April 3, 2014 at 10:37 AM

McCutcheon, corruption and the economy

Combined with Citizens United, the Supreme Court’s 5-4 ruling on McCutcheon v. Federal Election Commission is the most aggressive and far-reaching piece of judicial activism in modern American history. It will ensure the country’s transformation into an oligarchy where wealth controls politics and policy.

This is actually very bad for most business and capitalism as a whole.

By striking down aggregate limits on contributions, it means individuals can give as much as $5.9 million to candidates and parties. More important, it reverses the longstanding legal precedents that limited money in politics as a way of preventing corruption.

Under Chief Justice John Roberts’ new interpretation, “corruption” only means a clear quid pro quo attached to contributions. And it will make it nearly impossible for any law regulating contributions to pass constitutional muster with the court.

The ruling comes in an era with inequality not seen since the Gilded Age and growing. When more and more sectors are highly concentrated with a few big players, often acting in concert, who write or heavily influence any regulation that pertains to them.

We already have the government that big money buys. McCutcheon ensures that it will be immune from laws to roll back a situation that to people of my generation and older, who lived in a very different country, can only be described as un-American.

Interestingly, the ruling comes after the publication of the most important business book of the year, Thomas Piketty’s Capital in the Twenty-First Century. Based on deep research on the United States and elsewhere, he argues that the golden age of the American middle class, from 1945 to 1974, was an anomaly. Instead, the world is returning to the dynastic wealth that was the norm through history — and it is being driven by the oligarchs’ control over politics.

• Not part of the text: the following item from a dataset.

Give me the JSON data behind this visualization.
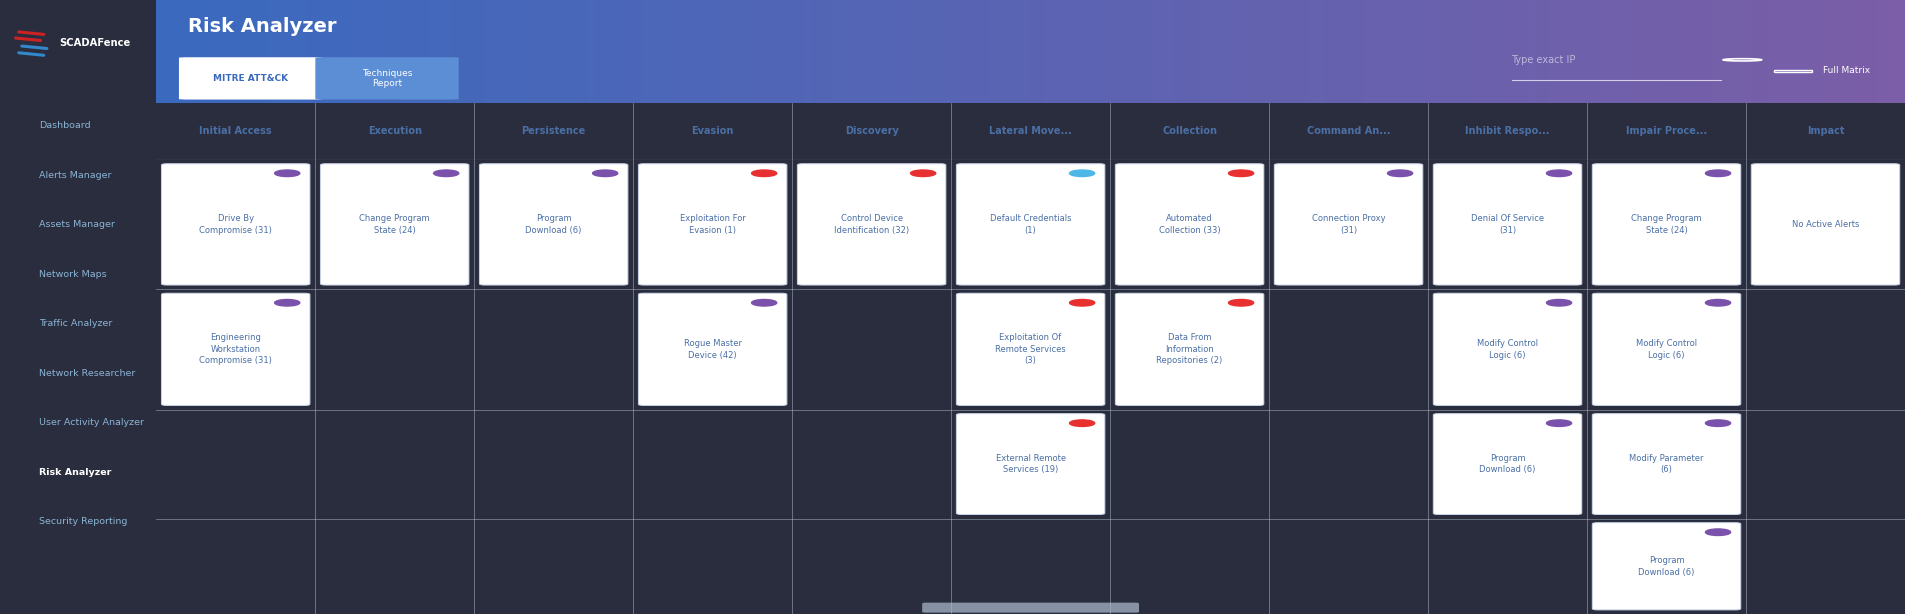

He writes that “forces of divergence can at any point regain the upper hand, as seems to be happening now, at the beginning of the twenty-first century…The consequences for the long-term dynamics of the wealth distribution are potentially terrifying” if these trends continue. (You can read reviews of the book here).

So if you were worried about how Big Finance brought the world to the brink of collapse, privatizing their profits while socializing their losses through taxpayer bailouts and getting away with it… Or how an elite increasingly expands its control of wealth by “rents” and financial hustles instead of funding productive enterprises that create jobs… Or how the fossil fuel industry buys public policy to heavily subsidize its business while socializing the costs of climate change — just wait.

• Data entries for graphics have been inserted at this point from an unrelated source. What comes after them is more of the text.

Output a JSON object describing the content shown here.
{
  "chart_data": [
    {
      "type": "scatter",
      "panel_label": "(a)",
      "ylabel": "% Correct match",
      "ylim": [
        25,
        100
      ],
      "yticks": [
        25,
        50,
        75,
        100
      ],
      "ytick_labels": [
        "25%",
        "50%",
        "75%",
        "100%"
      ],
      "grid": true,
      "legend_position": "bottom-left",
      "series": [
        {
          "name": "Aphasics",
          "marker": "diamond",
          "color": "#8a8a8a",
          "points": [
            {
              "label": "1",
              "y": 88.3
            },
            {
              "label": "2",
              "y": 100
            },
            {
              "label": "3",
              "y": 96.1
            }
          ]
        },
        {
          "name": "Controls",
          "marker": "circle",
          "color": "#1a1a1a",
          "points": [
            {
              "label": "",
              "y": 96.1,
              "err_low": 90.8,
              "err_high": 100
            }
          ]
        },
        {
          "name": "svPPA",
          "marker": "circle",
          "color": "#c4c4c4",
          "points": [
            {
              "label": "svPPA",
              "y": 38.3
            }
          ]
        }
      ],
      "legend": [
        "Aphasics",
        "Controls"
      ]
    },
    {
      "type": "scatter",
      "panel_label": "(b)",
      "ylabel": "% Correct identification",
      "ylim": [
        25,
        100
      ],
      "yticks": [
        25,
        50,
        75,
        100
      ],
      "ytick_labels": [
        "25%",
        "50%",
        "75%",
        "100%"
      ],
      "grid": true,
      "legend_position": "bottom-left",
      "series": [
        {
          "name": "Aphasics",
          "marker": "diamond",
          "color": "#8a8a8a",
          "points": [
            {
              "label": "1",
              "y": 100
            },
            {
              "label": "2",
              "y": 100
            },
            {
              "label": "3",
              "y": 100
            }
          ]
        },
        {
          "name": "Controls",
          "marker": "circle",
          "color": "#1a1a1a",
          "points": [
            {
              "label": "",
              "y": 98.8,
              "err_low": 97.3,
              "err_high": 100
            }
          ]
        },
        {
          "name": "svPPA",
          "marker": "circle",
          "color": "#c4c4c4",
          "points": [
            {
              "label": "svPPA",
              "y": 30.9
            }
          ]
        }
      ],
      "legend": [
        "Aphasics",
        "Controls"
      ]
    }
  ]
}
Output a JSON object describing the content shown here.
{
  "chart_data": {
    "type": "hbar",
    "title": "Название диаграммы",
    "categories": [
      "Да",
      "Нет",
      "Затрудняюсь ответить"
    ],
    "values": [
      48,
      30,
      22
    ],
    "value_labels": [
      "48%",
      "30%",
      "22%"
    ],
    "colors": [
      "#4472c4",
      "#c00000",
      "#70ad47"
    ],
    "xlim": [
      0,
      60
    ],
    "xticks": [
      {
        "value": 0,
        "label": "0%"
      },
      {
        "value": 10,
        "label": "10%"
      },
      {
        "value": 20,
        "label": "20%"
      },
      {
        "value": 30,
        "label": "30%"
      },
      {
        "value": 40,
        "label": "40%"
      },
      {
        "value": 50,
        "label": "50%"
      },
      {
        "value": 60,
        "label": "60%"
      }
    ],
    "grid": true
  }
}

McCutcheon doesn’t mean that the average small or even medium-sized businesses will “get government off their backs.” Far from it. Multinationals and consolidated sectors operate by different rules and objectives. Among them are to stamp out smaller competitors, sandbag innovations that might undermine their commanding positions and ensure prohibitive costs of entry to new competitors.

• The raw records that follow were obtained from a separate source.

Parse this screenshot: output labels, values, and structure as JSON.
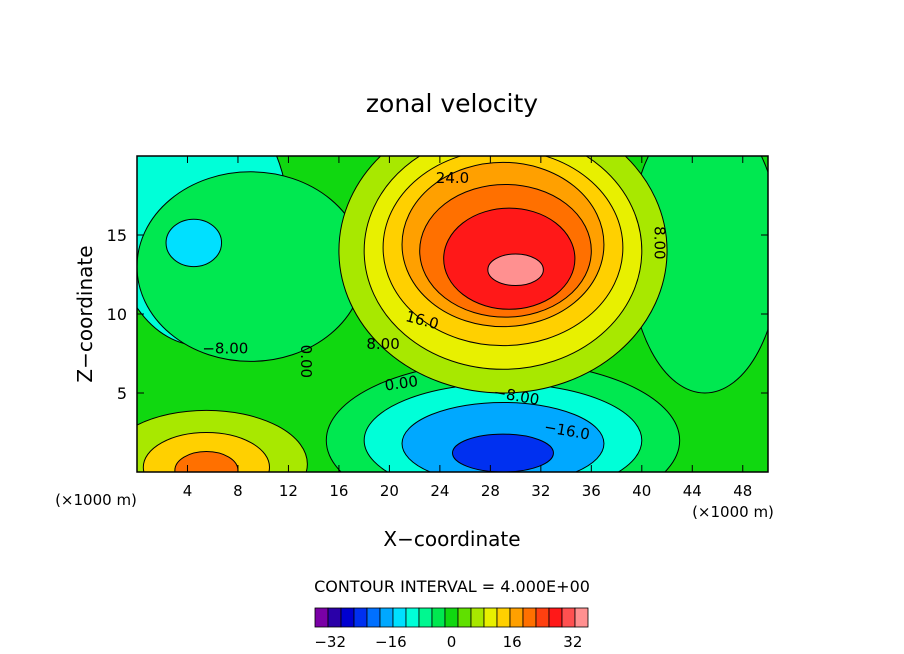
{
  "chart_data": {
    "type": "heatmap",
    "title": "zonal velocity",
    "xlabel": "X−coordinate",
    "ylabel": "Z−coordinate",
    "x_unit_left": "(×1000 m)",
    "x_unit_right": "(×1000 m)",
    "xlim": [
      0,
      50
    ],
    "ylim": [
      0,
      20
    ],
    "x_ticks": [
      "4",
      "8",
      "12",
      "16",
      "20",
      "24",
      "28",
      "32",
      "36",
      "40",
      "44",
      "48"
    ],
    "y_ticks": [
      "5",
      "10",
      "15"
    ],
    "contour_interval_text": "CONTOUR INTERVAL = 4.000E+00",
    "contour_interval": 4,
    "contour_labels": [
      "24.0",
      "16.0",
      "8.00",
      "0.00",
      "−8.00",
      "−8.00",
      "−16.0",
      "0.00",
      "8.00"
    ],
    "colorbar": {
      "min": -36,
      "max": 36,
      "tick_labels": [
        "−32",
        "−16",
        "0",
        "16",
        "32"
      ],
      "colors": [
        "#7a00a6",
        "#2a00a8",
        "#0000d0",
        "#0030f0",
        "#0070ff",
        "#00a8ff",
        "#00e0ff",
        "#00ffd8",
        "#00f890",
        "#00e850",
        "#10d810",
        "#60e000",
        "#a8e800",
        "#e8f000",
        "#ffd000",
        "#ffa000",
        "#ff7000",
        "#ff4010",
        "#ff1818",
        "#ff5050",
        "#ff9090"
      ]
    },
    "features": [
      {
        "x": 30,
        "z": 13,
        "value": 36
      },
      {
        "x": 29,
        "z": 14,
        "value": 28
      },
      {
        "x": 29,
        "z": 14.5,
        "value": 22
      },
      {
        "x": 5.5,
        "z": 0.5,
        "value": 20
      },
      {
        "x": 29,
        "z": 1.5,
        "value": -20
      },
      {
        "x": 25,
        "z": 2.5,
        "value": -10
      },
      {
        "x": 4.5,
        "z": 14.5,
        "value": -15
      },
      {
        "x": 7,
        "z": 12,
        "value": -6
      },
      {
        "x": 14,
        "z": 15,
        "value": 3
      },
      {
        "x": 46,
        "z": 14,
        "value": -2
      },
      {
        "x": 44,
        "z": 8,
        "value": -3
      },
      {
        "x": 25,
        "z": 6.5,
        "value": -5
      }
    ],
    "grid": false,
    "legend": "bottom colorbar"
  }
}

Through their vast sums of campaign contributions, they have the ears of politicians and control of regulators. The era of big government is not over. Bought big government is in charge. Big business and big government operate together, picking winners and losers, attempting to freeze their power and privileges in place.

Every community has felt this, as local businesses have been snapped up thanks to lax antitrust reviews or factories closed because of self-dealing trade agreements. But just wait. Plutocrats such as the fossil-fuel baron Koch brothers now feel so empowered that they can meddle in something as seemingly benign and small-time as a bus proposal in Nashville — to torpedo mass transit.

For those of us who believe that capitalism means competition, choice, new ideas, a real if imperfect meritocracy and a system, for all its flaws, that ensures ever rising opportunities for those willing to work hard — that’s in the rearview mirror. That capitalism depended on real checks and balances, including government of the people, marketplace pluralism and competition, and unions.

Instead, McCutcheon-style “capitalism” will be pretty much what critics on the (real) left have always claimed it to be: plutocracy ruling through a fixed market, whatever the accompanying slogans of “freedom.

Now the only answer is a constitutional amendment.